I have recently separated from my husband of 20 years. He had a mental breakdown a few years ago and hasn't worked since. He is still unwell really, and is not able to do or handle much on a day to day basis.
Long story short - I am now in the family home with my two dc, both neurodiverse teens. We originally bought the house 9 years ago as a renovation project. However my husband could not cope with either people coming in to do the work, spending money, or doing any work himself, so very little has actually been done. The house needs a lot of work doing to it - new carpets, bathrooms are both unfinished, most of the rooms need repainting, half renovated garage, large garden like a jungle.
I am feeling so overwhelmed. I am working 4 days a week in a stressful job. I have ADHD and find it hard to keep on top of things as it is,l - working, dealing with the dc (one of whom is currently doing GCSEs) etc, let alone all the updating and renovating of this house that's required. We do have some savings that I could potentially use to do some of the renovations, but I feel I don't have the energy, and also my heart isn't really in it, as I would basically be doing it to just live in it for a few years and then sell. It was going to be our forever home, but obviously isn't any more.

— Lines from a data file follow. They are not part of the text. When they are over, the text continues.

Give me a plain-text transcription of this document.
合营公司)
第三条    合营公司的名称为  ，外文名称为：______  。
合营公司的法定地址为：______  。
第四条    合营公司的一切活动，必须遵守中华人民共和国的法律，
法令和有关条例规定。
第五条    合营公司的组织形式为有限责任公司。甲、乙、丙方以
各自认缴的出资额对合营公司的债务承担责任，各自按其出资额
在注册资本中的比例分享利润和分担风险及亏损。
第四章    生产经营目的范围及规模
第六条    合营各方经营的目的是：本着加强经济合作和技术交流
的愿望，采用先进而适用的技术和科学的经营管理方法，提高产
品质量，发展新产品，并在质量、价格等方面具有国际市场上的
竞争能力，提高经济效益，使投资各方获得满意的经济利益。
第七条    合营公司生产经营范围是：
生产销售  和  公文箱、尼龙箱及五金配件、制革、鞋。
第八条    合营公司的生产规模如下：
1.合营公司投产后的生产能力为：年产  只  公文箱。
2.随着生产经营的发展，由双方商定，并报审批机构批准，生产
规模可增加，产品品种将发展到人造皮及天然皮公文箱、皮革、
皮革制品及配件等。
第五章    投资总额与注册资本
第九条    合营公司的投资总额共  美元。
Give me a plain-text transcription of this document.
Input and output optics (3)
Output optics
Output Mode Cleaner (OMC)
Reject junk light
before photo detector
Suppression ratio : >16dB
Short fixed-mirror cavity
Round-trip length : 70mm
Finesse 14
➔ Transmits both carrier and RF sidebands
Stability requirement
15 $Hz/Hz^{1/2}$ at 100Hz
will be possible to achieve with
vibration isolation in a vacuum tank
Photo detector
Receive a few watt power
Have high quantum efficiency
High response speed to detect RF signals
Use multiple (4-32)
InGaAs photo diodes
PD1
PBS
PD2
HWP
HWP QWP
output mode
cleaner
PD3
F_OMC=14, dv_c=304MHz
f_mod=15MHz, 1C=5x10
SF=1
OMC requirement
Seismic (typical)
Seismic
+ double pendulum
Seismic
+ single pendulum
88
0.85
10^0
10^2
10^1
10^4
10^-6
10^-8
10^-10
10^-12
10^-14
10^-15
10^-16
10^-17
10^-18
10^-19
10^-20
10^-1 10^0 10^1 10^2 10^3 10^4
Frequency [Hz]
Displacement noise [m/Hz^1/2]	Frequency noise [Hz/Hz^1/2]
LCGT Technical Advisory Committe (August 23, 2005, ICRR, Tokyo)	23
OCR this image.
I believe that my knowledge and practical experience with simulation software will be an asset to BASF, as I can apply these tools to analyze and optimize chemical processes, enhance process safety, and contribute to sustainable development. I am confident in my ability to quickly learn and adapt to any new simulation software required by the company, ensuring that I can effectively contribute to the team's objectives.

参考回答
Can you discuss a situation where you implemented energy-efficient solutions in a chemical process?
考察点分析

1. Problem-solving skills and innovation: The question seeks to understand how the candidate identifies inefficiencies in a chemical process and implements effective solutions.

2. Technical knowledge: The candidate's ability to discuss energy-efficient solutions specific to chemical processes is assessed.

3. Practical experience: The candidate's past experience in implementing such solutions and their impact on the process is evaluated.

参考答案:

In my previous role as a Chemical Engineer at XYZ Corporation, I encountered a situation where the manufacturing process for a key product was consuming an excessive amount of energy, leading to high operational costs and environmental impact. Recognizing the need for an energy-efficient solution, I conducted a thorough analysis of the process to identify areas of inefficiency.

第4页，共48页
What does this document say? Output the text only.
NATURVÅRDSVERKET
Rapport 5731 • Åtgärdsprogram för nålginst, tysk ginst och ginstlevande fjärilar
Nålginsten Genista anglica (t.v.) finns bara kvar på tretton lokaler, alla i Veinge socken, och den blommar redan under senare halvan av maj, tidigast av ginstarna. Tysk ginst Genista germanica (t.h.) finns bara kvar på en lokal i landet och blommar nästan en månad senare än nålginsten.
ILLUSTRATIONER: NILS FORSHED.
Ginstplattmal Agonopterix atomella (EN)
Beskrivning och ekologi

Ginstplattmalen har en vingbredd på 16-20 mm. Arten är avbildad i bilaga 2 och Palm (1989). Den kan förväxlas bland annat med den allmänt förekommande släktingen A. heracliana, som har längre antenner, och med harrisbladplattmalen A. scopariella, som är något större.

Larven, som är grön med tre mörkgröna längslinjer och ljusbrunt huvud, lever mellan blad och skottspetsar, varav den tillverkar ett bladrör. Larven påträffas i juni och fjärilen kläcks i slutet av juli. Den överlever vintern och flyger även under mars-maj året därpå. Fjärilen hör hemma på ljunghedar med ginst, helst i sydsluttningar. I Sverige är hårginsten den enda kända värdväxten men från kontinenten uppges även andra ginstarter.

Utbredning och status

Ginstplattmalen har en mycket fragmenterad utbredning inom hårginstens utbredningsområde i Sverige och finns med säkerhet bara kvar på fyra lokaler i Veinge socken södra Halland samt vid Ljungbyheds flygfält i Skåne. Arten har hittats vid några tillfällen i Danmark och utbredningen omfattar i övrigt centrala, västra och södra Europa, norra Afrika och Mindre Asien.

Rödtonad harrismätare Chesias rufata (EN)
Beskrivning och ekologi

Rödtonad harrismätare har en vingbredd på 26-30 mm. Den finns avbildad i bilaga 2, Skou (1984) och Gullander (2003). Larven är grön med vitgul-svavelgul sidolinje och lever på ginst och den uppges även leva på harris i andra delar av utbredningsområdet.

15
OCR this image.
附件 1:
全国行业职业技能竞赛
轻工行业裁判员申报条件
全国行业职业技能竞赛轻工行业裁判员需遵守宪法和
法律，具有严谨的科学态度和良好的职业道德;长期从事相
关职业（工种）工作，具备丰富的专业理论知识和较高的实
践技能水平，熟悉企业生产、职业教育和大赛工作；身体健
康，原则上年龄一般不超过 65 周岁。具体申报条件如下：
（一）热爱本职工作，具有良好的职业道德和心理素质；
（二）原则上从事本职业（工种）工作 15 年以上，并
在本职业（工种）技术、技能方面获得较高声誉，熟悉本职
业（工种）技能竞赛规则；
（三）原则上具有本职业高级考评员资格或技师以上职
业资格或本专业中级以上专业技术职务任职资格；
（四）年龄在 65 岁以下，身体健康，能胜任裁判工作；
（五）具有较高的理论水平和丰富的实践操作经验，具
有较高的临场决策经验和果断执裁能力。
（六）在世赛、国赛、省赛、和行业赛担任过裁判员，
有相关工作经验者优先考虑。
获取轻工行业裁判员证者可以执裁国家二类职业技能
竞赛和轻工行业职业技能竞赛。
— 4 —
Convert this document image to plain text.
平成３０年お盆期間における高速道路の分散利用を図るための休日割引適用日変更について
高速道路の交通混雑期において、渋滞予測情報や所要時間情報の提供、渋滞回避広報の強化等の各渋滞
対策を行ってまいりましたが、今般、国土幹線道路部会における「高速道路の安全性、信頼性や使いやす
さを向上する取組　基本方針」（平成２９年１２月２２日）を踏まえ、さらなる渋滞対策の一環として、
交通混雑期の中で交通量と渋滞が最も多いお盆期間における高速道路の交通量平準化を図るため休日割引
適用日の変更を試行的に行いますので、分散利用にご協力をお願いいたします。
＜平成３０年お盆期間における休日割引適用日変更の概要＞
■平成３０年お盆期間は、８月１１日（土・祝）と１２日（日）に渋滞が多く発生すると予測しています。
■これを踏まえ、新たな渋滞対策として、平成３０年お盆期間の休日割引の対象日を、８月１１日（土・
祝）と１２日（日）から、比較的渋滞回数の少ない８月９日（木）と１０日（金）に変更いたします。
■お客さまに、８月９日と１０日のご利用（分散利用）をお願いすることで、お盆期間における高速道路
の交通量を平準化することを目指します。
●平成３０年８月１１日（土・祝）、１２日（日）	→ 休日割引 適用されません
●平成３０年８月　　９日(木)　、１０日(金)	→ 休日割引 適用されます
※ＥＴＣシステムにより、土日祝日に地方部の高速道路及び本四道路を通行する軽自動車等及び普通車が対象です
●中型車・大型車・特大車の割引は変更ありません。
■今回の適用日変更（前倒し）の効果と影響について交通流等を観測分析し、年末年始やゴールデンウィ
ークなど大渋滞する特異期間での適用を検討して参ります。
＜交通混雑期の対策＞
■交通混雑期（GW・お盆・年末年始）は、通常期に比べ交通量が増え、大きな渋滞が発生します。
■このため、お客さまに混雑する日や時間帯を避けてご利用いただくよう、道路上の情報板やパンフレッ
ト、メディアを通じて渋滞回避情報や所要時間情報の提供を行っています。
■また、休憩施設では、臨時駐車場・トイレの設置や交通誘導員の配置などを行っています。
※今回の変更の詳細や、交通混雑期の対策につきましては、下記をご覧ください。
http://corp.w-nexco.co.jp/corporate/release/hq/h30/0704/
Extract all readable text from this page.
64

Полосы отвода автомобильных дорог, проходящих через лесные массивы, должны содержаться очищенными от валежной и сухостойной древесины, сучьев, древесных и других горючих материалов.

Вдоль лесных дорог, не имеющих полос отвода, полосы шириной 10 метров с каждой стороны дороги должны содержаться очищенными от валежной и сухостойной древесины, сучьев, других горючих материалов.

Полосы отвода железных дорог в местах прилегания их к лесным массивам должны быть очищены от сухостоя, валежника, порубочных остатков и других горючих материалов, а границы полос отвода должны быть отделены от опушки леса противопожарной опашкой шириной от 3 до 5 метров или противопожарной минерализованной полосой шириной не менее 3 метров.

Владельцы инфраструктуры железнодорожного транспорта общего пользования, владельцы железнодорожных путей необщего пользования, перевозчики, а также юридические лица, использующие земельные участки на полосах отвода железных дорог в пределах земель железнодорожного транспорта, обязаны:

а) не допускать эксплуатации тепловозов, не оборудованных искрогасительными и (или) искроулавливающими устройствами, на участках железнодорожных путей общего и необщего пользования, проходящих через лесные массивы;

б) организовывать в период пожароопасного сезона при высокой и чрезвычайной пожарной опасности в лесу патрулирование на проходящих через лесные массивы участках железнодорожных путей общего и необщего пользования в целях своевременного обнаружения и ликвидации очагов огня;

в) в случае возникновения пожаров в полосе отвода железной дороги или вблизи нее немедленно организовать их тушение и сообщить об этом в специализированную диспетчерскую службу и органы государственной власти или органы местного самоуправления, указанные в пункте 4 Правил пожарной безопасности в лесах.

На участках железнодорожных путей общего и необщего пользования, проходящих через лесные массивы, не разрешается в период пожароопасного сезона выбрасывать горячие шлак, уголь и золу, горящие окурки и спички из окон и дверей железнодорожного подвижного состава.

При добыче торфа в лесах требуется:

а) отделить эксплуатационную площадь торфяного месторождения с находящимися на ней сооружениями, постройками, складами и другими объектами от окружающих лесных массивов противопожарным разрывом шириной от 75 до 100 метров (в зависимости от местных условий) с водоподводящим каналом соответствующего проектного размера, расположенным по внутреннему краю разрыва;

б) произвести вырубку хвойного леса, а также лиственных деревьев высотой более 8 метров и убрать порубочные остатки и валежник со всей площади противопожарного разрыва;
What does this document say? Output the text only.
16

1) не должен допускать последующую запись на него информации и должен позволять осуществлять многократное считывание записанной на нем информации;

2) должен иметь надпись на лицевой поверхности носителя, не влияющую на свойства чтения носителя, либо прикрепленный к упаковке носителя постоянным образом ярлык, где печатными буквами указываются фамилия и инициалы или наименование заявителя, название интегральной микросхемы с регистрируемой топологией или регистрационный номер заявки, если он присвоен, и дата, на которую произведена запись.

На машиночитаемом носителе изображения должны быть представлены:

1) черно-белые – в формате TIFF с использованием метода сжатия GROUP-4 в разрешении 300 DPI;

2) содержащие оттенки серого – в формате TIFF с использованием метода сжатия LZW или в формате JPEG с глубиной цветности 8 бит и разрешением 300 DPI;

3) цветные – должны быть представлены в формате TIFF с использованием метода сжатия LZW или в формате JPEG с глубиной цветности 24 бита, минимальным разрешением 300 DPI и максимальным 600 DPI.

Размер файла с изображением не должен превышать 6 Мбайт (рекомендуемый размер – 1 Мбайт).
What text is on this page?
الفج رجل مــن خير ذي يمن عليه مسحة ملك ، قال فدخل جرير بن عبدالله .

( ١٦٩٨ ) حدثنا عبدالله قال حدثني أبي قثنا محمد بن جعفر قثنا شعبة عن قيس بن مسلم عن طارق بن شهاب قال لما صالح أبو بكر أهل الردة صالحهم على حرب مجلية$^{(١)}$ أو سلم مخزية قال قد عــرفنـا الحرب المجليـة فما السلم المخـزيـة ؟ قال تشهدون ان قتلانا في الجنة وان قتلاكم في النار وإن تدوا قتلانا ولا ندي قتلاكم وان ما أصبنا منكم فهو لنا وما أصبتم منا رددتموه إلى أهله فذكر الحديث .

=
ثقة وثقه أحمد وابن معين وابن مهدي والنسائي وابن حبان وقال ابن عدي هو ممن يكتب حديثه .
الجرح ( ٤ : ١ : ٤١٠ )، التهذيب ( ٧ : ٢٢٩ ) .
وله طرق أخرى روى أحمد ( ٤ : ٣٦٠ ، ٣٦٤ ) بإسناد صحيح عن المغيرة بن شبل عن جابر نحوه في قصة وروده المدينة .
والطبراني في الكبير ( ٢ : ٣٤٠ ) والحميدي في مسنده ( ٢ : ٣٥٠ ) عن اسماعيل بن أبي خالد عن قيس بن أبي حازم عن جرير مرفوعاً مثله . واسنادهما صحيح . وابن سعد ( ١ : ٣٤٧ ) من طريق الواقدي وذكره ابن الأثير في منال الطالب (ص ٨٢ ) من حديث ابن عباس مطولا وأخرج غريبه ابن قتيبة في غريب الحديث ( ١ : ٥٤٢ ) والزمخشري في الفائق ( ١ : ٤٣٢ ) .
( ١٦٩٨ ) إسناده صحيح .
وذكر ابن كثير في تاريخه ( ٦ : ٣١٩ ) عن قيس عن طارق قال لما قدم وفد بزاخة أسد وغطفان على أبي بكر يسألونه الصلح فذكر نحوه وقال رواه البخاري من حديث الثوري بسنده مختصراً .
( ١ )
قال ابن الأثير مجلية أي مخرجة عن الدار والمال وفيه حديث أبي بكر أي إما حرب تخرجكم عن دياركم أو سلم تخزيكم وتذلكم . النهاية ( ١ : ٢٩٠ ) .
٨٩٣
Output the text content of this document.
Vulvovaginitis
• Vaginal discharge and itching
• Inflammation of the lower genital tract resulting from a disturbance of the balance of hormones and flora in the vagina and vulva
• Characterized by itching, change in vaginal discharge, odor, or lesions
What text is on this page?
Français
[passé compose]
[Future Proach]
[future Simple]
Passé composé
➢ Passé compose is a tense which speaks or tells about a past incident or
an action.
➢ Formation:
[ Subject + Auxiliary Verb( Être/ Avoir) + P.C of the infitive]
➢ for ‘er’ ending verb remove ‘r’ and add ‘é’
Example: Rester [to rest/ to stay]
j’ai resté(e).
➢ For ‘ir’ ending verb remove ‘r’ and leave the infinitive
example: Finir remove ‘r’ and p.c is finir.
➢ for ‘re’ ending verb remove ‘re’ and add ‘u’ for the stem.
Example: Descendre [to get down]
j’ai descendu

My husband is currently renting a place nearby and has the kids one night a week. The plan was for me to live here with the kids for the next 5 years until our youngest is 18, then sell the house, split the equity and both buy somewhere smaller. To be honest, I would love somewhere smaller right now, that did not require any work, was easy to clean and keep on top of, and had a manageable garden. However, I feel the house we're in now is better for the dc as there is a lot of space, and they like it and are familiar with it. If we moved now, they would have to deal with that as well as the fact that me and husband have recently separated.
I don't know what to do - stay for the next 5 years and feel like I am constantly treading water to keep afloat and maintain this house, or move into a more manageable property and deal with the disruption of that. Has anyone been in a similar situation or got any thoughts?!